Although she had only a small budget to work with, Chan was able to implement the changes needed to make way for EDS. First, the library migrated its print collections and lending service to Koha, an open-source library management system. Next, the library joined the Department of Health’s local collection integration program, which enables member sites to customize a unique EDS profile that integrates their library catalogue holdings with the Clinicians Health Channel’s resources.
South West Healthcare’s EDS implementation began in July 2013. Chan noted that EBSCO worked well with Koha and the library’s other service providers and responded quickly to her technical inquiries. “We do not have the information technology departments or experts that universities do,” Chan said. “EBSCO provides good technical support and customer service.”
Branding & Customization
Chan took advantage of several customization and branding options to create a unique EDS interface that would best serve clinical staff and medical students. Branded with the organization’s colors and logos, the EDS home page features a single search box that simultaneously sifts through South West Healthcare’s catalogue holdings and Clinicians Health Channel content. The bottom section organizes links to clinical resources, drug information resources, and policy portals identified by hospital clinicians and teaching staff as the most important.
On the search results page, users can limit their results using facets in the left-hand column. On the right, widgets display links to DynaMed, EBSCO’s point-of-care clinical reference tool, and other non-EBSCO medical databases. After conducting several test searches, Chan noted that the most relevant records appear at the top of the search results list, regardless of vendor.
Promotion & Training
South West Healthcare officially launched EDS in November of 2013. To promote the new tool, Chan emailed an EDS fact sheet to all South West Healthcare’s clinical staff and verbally spread the word. She also emailed the administration at nearby Deakin University Medical School and asked them to alert medical students. Chan presented EDS to general practicioners at a lunch meeting, and created an informational YouTube video, which she posted to the library website and the staff e-learning website.

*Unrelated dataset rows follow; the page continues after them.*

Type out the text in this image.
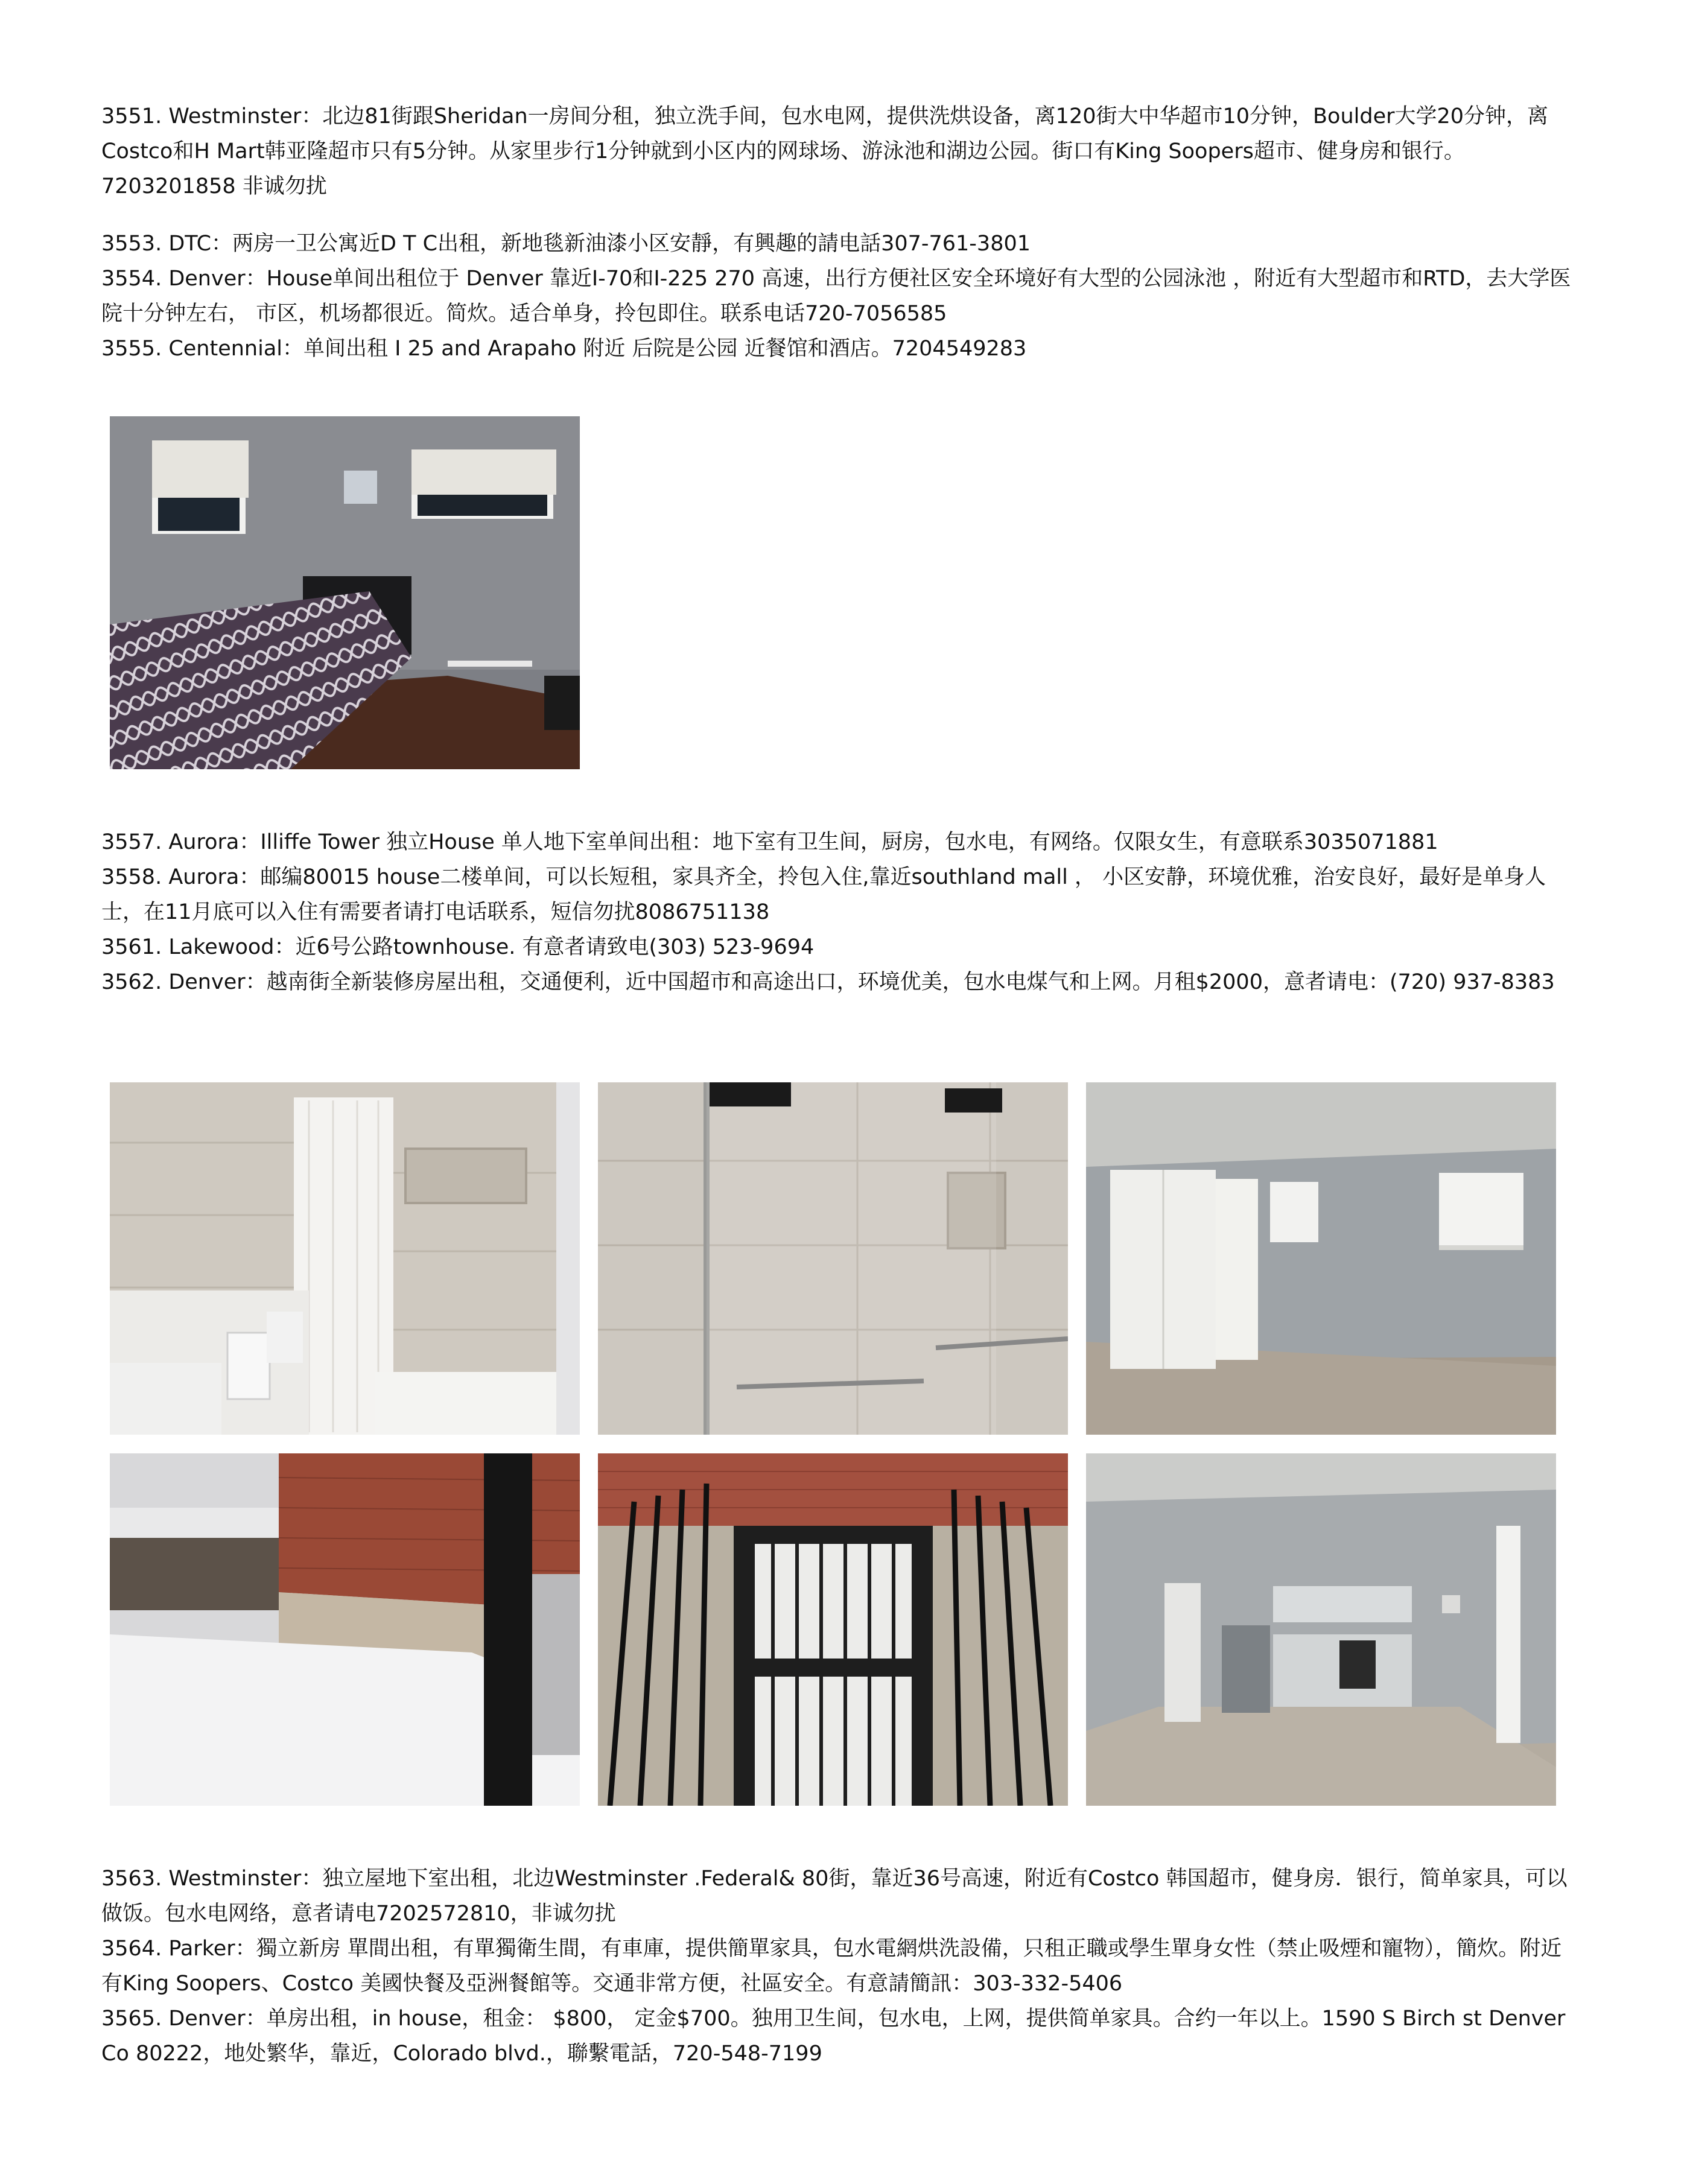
3551. Westminster：北边81街跟Sheridan一房间分租，独立洗手间，包水电网，提供洗烘设备，离120街大中华超市10分钟，Boulder大学20分钟，离Costco和H Mart韩亚隆超市只有5分钟。从家里步行1分钟就到小区内的网球场、游泳池和湖边公园。街口有King Soopers超市、健身房和银行。7203201858 非诚勿扰

3553. DTC：两房一卫公寓近D T C出租，新地毯新油漆小区安靜，有興趣的請电話307-761-3801

3554. Denver：House单间出租位于 Denver 靠近I-70和I-225 270 高速，出行方便社区安全环境好有大型的公园泳池 ，附近有大型超市和RTD，去大学医院十分钟左右， 市区，机场都很近。简炊。适合单身，拎包即住。联系电话720-7056585

3555. Centennial：单间出租 I 25 and Arapaho 附近 后院是公园 近餐馆和酒店。7204549283

3557. Aurora：Illiffe Tower 独立House 单人地下室单间出租：地下室有卫生间，厨房，包水电，有网络。仅限女生，有意联系3035071881

3558. Aurora：邮编80015 house二楼单间，可以长短租，家具齐全，拎包入住,靠近southland mall ， 小区安静，环境优雅，治安良好，最好是单身人士，在11月底可以入住有需要者请打电话联系，短信勿扰8086751138

3561. Lakewood：近6号公路townhouse. 有意者请致电(303) 523-9694

3562. Denver：越南街全新装修房屋出租，交通便利，近中国超市和高途出口，环境优美，包水电煤气和上网。月租$2000，意者请电：(720) 937-8383

3563. Westminster：独立屋地下室出租，北边Westminster .Federal& 80街，靠近36号高速，附近有Costco 韩国超市，健身房．银行，简单家具，可以做饭。包水电网络，意者请电7202572810，非诚勿扰

3564. Parker：獨立新房 單間出租，有單獨衛生間，有車庫，提供簡單家具，包水電網烘洗設備，只租正職或學生單身女性（禁止吸煙和寵物），簡炊。附近有King Soopers、Costco 美國快餐及亞洲餐館等。交通非常方便，社區安全。有意請簡訊：303-332-5406

3565. Denver：单房出租，in house，租金： $800， 定金$700。独用卫生间，包水电，上网，提供简单家具。合约一年以上。1590 S Birch st Denver Co 80222，地处繁华，靠近，Colorado blvd.，聯繫電話，720-548-7199
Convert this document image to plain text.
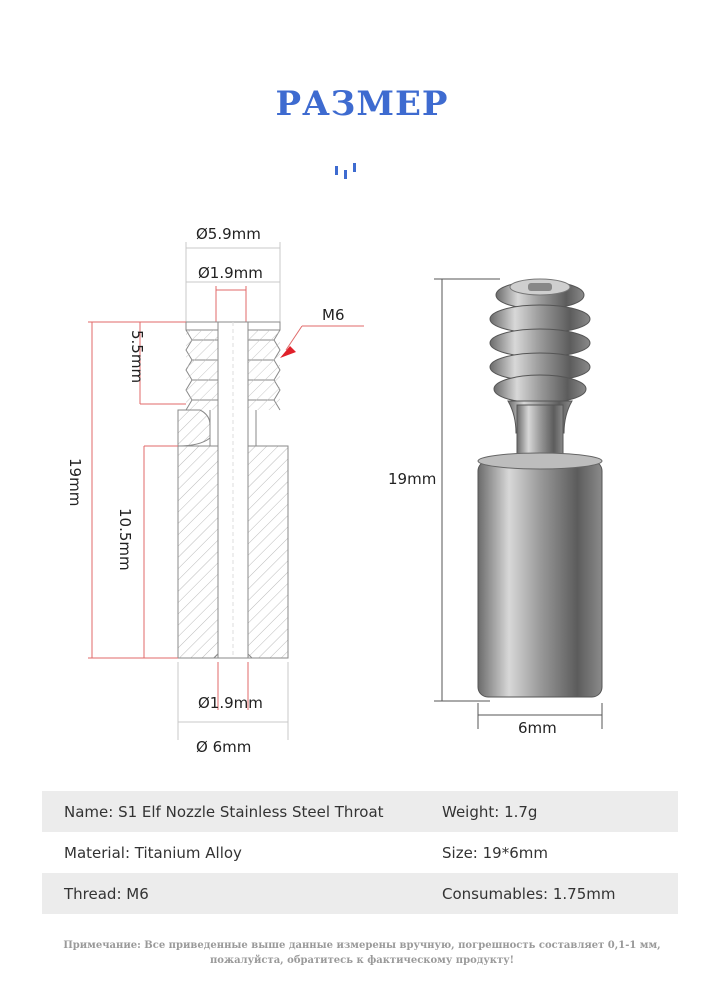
РАЗМЕР
Ø5.9mm
Ø1.9mm
5.5mm
19mm
10.5mm
M6
Ø1.9mm
Ø 6mm
19mm
6mm
Name: S1 Elf Nozzle Stainless Steel Throat	Weight: 1.7g
Material: Titanium Alloy	Size: 19*6mm
Thread: M6	Consumables: 1.75mm
Примечание: Все приведенные выше данные измерены вручную, погрешность составляет 0,1-1 мм,
пожалуйста, обратитесь к фактическому продукту!
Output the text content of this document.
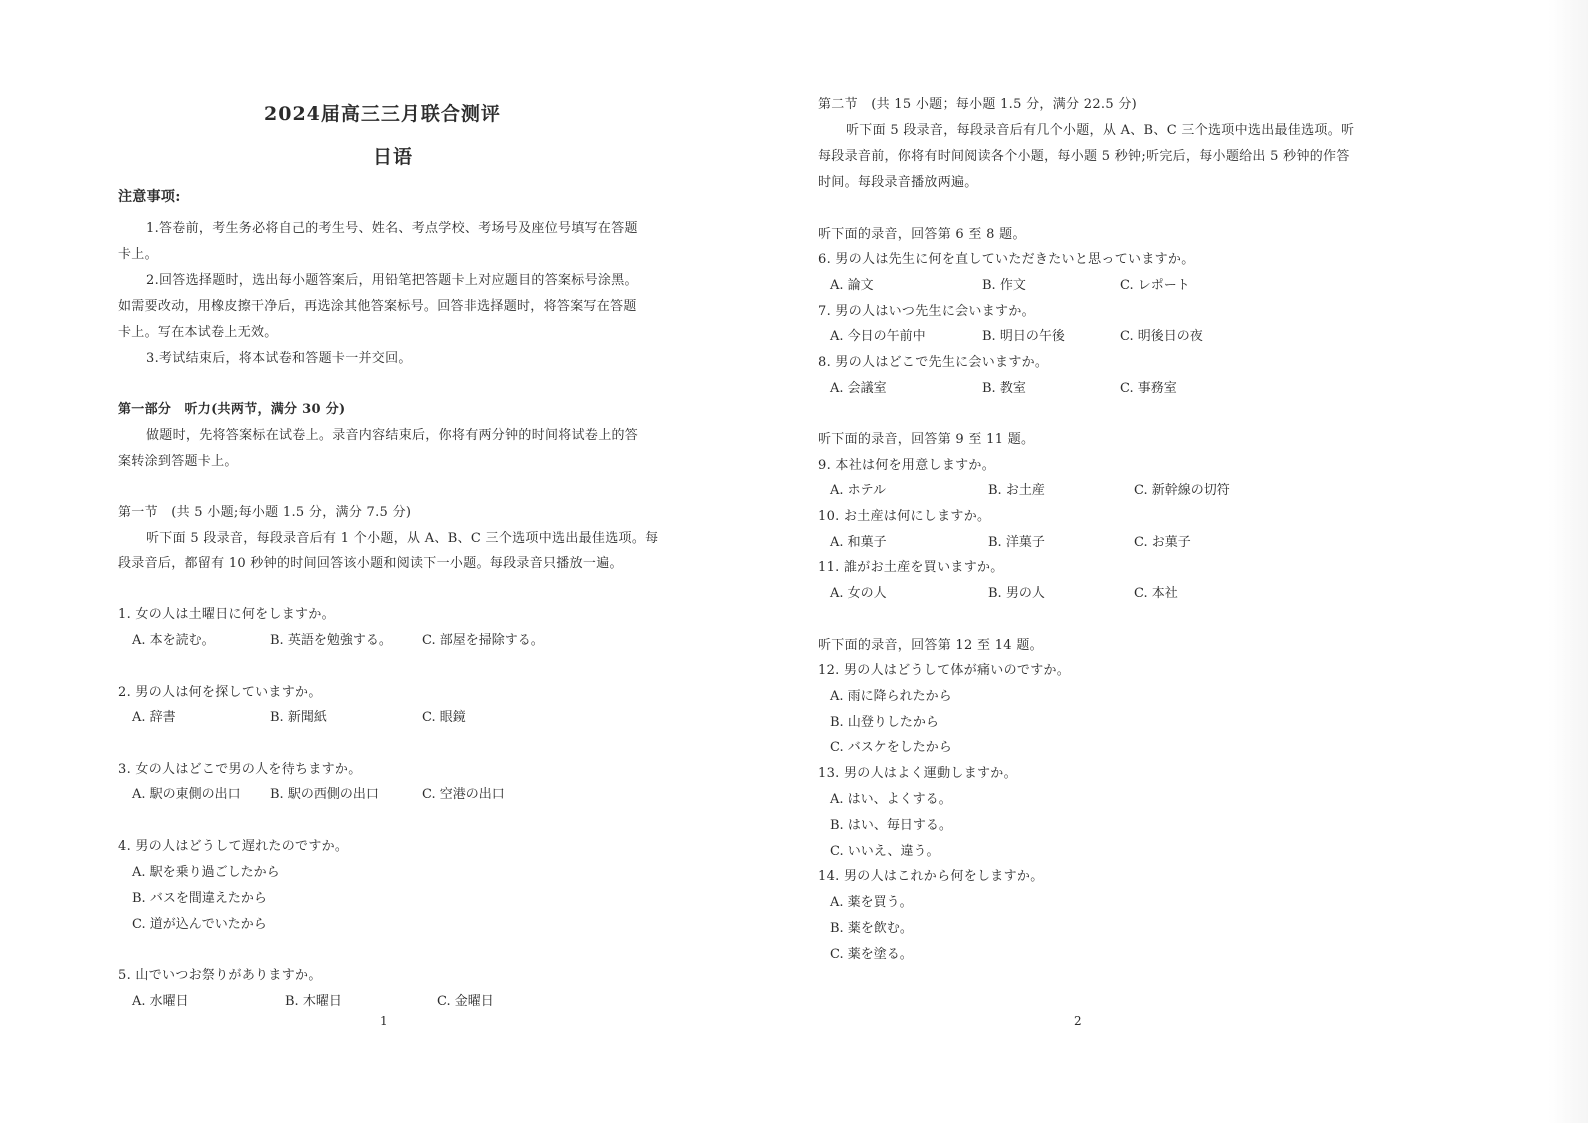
2024届高三三月联合测评
日语
注意事项:
1.答卷前，考生务必将自己的考生号、姓名、考点学校、考场号及座位号填写在答题
卡上。
2.回答选择题时，选出每小题答案后，用铅笔把答题卡上对应题目的答案标号涂黑。
如需要改动，用橡皮擦干净后，再选涂其他答案标号。回答非选择题时，将答案写在答题
卡上。写在本试卷上无效。
3.考试结束后，将本试卷和答题卡一并交回。
第一部分　听力(共两节，满分 30 分)
做题时，先将答案标在试卷上。录音内容结束后，你将有两分钟的时间将试卷上的答
案转涂到答题卡上。
第一节　(共 5 小题;每小题 1.5 分，满分 7.5 分)
听下面 5 段录音，每段录音后有 1 个小题，从 A、B、C 三个选项中选出最佳选项。每
段录音后，都留有 10 秒钟的时间回答该小题和阅读下一小题。每段录音只播放一遍。
1. 女の人は土曜日に何をしますか。
A. 本を読む。	B. 英語を勉強する。 C. 部屋を掃除する。
2. 男の人は何を探していますか。
A. 辞書	B. 新聞紙	C. 眼鏡
3. 女の人はどこで男の人を待ちますか。
A. 駅の東側の出口 B. 駅の西側の出口	C. 空港の出口
4. 男の人はどうして遅れたのですか。
A. 駅を乗り過ごしたから
B. バスを間違えたから
C. 道が込んでいたから
5. 山でいつお祭りがありますか。
A. 水曜日	B. 木曜日	C. 金曜日
1
第二节　(共 15 小题；每小题 1.5 分，满分 22.5 分)
听下面 5 段录音，每段录音后有几个小题，从 A、B、C 三个选项中选出最佳选项。听
每段录音前，你将有时间阅读各个小题，每小题 5 秒钟;听完后，每小题给出 5 秒钟的作答
时间。每段录音播放两遍。
听下面的录音，回答第 6 至 8 题。
6. 男の人は先生に何を直していただきたいと思っていますか。
A. 論文	B. 作文	C. レポート
7. 男の人はいつ先生に会いますか。
A. 今日の午前中	B. 明日の午後	C. 明後日の夜
8. 男の人はどこで先生に会いますか。
A. 会議室	B. 教室	C. 事務室
听下面的录音，回答第 9 至 11 题。
9. 本社は何を用意しますか。
A. ホテル	B. お土産	C. 新幹線の切符
10. お土産は何にしますか。
A. 和菓子	B. 洋菓子	C. お菓子
11. 誰がお土産を買いますか。
A. 女の人	B. 男の人	C. 本社
听下面的录音，回答第 12 至 14 题。
12. 男の人はどうして体が痛いのですか。
A. 雨に降られたから
B. 山登りしたから
C. バスケをしたから
13. 男の人はよく運動しますか。
A. はい、よくする。
B. はい、毎日する。
C. いいえ、違う。
14. 男の人はこれから何をしますか。
A. 薬を買う。
B. 薬を飲む。
C. 薬を塗る。
2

Training has been both formal and informal. Chan has provided individual and group training sessions to staff. “Most have said [EDS] is easy to use.”
Benefits & Results
Since launching EDS, Chan said she’s seen a “tremendous” increase in library use. Full-text downloads have increased by 170 percent, and abstract downloads have gone up almost 286 percent. “These are incredible results,” Chan said, adding that more users have requested remote access to the library’s information resources.
Document delivery and Inter-Library Loan requests have also risen. When full text is not available, users can complete an Inter-Library Loan Request Form and submit it right from EDS. “EDS has helped us streamline the library service process,” Chan said.
Another key benefit, Chan said, is that medical students coming from universities that offer discovery services can now transfer the search skills they learned as students to the work environment.
“We help them to search information in a similar environment that allows them to transfer their skills to the work environment smoothly and save their time and keep up their skills.” Chan said. “It helps them to improve their efficiency in a clinical environment and helps them make fast decisions in their clinical practice at the point-of-care.”